Detect Presence of PII in Files without Redaction
info
In order to run the example code in this guide, please sign up for your free test api key here.
While we excel at redaction on PII data, often customers are looking for simple detection use cases. In this guide we demonstrate a simple way to use our API to detect the entities in a file, and store those entities in a dictionary with the original file location. In this way we will operate as a data discovery tool.
First Run the File through our API
In this snippet we use our python sdk to process a file as base64
.
# Read from file
with open('./sample_pdfs/Letter-of-Intent-pdf.pdf', "rb") as file:
b64_file_data = base64.b64encode(file.read()).decode("ascii")
# Make the request
file_obj = request_objects.file_obj(data=b64_file_data, content_type='application/pdf')

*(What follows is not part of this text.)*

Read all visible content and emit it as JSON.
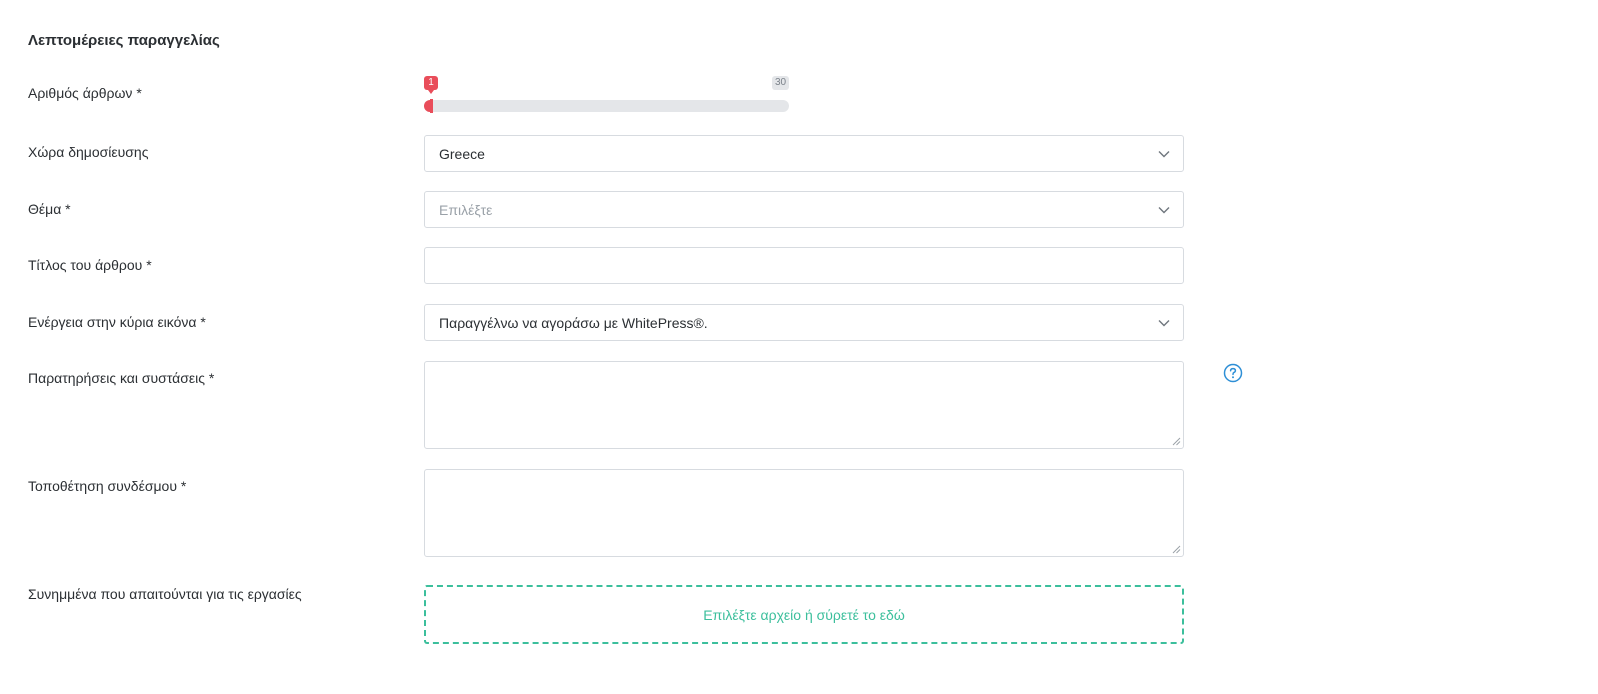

request_obj = request_objects.file_base64_obj(file=file_obj)
resp = client.process_files_base64(request_object=request_obj)
Grab the Entities and associate with a file
Here we simply take the .entities
object from the API response, and add it to a dictionary with the original file path set in the path
key. In this case we are creating one dictionary to map the file to the entities, but to process an entire directory of files you can build a list where each element is a dictionary as described below, or emit the dictionary to a datastore of your chosing.
ner_object: Dict[str,Any] = {}
ner_object["./sample_pdfs/Letter-of-Intent-pdf.pdf"] = resp.entities
View the Results
Now we have a nice clean dictionary with all the PII detected, and the file location for further inspection if necessary. In this case we have kept the full entities list of dictionaries for simplicity, but during your own implementation you can keep just the components you like.
[
{
"path": "./sample_pdfs/Letter-of-Intent-pdf.pdf",
"entities": [
{
"processed_text": "NAME_1",
"text": "Sarah Jackson",
"location": {
"page": 1,
"x0": 0.11588,
"x1": 0.23794,
"y0": 0.20727,
"y1": 0.22227
},
"best_label": "NAME",
"labels": {
"NAME": 0.9185,
"NAME_GIVEN": 0.4492,
"NAME_FAMILY": 0.4675
}
},
{
"processed_text": "ORGANIZATION_2",
"text": "Best Capital Corp",
"location": {
"page": 3,
"x0": 0.11706,
"x1": 0.27,
"y0": 0.87,
"y1": 0.88909
},
"best_label": "ORGANIZATION",
"labels": {
"ORGANIZATION": 0.8789
}
}
]
}
]
Wrap Up
The key in this guide is that we simply don't save the processed_file
from the API. It is still in the payload if you would like to use it, but in this case we simply discard it. It's that simple :)